The appellant's view was that the filing of the appeal documents, which he had discussed with Mr Dwyer, a clerk of the Brisbane Magistrates Court, was sufficient and duly instituted the appeal. It has come to the respondent's attention on 30 May 1995, when the office of the Director of Public Prosecutions gave appropriate advice. This, of course, was too late to assist the appellant.
The potential unfairness of the requirement to serve the respondent within a short period of time has often been commented on and the desirability of amending the arrangements adverted to. It seems to me the just system would be one in which the Court in some way undertook the responsibility of serving respondents, at least those being members of the Police Force, who are presumably easy to find. One can readily understand why lay people such as the appellant, at the least, would think that filing of a notice of appeal in the Court was sufficient.
Mr Kelly, who, on behalf of the respondent, raises the technical objection to the Court's jurisdiction to deal with the appeal, or to extend time for service, so that the appeal may be regularized, points out that the appellant is certainly not the ordinary, layman, having been a successful appellant in the past.
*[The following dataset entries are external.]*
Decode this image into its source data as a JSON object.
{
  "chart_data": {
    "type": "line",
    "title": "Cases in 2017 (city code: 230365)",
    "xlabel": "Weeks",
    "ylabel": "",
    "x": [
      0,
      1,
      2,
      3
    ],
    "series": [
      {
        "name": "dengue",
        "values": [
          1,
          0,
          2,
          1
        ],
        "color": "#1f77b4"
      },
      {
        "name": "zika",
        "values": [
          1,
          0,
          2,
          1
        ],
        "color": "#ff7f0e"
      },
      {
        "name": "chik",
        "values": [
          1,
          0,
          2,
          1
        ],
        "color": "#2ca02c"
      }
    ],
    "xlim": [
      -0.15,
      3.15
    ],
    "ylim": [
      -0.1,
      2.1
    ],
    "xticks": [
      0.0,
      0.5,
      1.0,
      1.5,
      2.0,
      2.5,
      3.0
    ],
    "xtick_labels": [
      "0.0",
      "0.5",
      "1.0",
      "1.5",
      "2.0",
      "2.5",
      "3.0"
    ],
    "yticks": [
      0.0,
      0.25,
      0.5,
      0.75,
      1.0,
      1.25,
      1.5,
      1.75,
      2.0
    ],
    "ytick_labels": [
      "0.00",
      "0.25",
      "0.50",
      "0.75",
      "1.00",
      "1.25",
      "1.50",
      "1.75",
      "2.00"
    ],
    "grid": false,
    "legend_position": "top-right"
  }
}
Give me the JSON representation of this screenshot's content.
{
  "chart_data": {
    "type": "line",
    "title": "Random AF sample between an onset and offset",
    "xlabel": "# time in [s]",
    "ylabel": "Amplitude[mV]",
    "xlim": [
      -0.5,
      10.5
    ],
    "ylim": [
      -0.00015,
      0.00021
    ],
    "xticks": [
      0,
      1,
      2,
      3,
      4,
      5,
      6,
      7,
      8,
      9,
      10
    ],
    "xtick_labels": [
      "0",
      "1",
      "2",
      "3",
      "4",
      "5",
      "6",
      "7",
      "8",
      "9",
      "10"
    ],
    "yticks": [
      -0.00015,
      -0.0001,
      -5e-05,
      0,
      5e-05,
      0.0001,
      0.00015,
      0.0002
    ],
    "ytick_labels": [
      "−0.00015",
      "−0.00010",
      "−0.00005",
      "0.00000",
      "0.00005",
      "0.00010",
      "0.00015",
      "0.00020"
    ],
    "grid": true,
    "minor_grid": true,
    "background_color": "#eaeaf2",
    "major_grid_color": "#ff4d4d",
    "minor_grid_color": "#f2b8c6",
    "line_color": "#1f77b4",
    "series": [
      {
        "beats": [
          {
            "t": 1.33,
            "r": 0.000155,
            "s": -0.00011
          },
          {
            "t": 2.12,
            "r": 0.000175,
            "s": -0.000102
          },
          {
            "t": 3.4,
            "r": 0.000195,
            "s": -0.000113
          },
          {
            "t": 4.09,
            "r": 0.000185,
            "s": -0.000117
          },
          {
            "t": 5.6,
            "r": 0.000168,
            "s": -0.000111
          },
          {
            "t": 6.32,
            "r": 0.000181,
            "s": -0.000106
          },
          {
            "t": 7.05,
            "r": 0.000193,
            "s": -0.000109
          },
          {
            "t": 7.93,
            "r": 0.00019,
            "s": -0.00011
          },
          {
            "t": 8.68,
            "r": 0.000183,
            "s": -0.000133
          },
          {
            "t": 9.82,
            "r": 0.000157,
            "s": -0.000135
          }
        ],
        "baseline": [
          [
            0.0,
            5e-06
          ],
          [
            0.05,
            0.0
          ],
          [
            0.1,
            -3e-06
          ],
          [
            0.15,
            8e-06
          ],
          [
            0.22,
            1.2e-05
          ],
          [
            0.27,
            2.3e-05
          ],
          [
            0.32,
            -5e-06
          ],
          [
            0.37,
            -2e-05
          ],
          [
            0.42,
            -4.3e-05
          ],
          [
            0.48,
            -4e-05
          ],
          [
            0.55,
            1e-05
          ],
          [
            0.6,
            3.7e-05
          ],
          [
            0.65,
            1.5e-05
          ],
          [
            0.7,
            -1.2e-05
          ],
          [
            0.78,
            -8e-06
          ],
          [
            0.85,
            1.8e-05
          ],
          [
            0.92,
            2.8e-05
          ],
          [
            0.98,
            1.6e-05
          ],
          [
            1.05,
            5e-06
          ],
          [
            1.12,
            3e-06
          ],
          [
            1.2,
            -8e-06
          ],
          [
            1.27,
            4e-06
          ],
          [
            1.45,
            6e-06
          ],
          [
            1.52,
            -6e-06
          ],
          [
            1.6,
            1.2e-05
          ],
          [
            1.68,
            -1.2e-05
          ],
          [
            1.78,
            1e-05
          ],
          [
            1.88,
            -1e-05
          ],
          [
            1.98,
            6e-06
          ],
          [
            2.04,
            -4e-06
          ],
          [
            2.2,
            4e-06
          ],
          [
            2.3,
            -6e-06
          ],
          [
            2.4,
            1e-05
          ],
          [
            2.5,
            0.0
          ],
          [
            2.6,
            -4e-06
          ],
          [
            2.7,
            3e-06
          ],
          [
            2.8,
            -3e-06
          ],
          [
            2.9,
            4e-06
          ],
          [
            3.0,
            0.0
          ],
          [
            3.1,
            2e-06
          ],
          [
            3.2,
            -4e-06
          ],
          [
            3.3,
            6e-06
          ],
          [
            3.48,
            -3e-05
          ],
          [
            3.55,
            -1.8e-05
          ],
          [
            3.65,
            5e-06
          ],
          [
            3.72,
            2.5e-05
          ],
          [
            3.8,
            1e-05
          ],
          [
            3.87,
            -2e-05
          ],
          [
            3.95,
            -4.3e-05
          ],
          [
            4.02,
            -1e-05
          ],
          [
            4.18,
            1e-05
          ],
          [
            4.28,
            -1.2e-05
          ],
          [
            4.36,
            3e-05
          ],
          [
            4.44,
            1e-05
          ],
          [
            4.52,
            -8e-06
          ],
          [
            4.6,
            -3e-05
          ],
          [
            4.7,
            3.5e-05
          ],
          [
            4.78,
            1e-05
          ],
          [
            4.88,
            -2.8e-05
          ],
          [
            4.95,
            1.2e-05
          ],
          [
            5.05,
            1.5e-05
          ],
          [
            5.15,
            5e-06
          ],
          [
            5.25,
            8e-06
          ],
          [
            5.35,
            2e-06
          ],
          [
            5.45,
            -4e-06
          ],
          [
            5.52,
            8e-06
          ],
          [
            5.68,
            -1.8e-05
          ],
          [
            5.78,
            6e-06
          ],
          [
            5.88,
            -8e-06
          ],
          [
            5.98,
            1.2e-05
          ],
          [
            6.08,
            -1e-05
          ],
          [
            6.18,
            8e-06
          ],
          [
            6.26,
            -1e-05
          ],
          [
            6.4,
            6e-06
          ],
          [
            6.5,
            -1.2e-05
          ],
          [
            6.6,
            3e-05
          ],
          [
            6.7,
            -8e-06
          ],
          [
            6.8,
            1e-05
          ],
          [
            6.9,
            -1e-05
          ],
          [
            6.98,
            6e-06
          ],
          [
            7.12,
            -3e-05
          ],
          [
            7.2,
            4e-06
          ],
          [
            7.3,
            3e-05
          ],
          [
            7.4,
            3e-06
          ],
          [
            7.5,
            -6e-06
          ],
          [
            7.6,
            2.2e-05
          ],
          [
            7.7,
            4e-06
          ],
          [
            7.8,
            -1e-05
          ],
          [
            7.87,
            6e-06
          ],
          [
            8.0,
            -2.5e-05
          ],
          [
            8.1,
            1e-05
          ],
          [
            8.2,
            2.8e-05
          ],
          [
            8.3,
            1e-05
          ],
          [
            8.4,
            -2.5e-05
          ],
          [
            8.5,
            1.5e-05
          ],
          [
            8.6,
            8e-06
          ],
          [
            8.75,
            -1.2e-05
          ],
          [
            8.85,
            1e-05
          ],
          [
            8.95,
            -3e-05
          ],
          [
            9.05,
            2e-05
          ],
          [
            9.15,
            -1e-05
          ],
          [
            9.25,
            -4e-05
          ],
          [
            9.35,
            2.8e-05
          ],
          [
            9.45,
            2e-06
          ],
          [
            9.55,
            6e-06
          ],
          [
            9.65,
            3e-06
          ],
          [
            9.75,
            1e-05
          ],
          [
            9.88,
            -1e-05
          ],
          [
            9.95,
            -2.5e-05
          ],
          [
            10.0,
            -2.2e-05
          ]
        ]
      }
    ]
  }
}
One occasion specified was an appeal to this Court, No 111 of 1994, in which the respondent faced a similar difficulty to that confronting him today. The difference was that he had attempted to effect service on the respondent but unsuccessfully. The respondent then did not take the point against him, unlike the respondent today.
In my opinion, the decision of the Court of Appeal in GSA Industries (Aust) Pty Ltd (trading as Actrol Parts) v. Patrick Lawrence Tully (Appeal No 214 of 1993, the judgment delivered 30 May 1994) controls what I may do today. The appellant, and now perforce applicant for an extension of time to serve the respondent, is simply unable to establish that he comes within section 222(2)(a)(1) as explained in the Court of Appeal's judgment. It follows that the appeal is to be dismissed with costs, an order which I make with some regret, for reasons which appear above.
I make an order for issue of a warrant under section 231(4) of the Justices Act in respect of the appellant.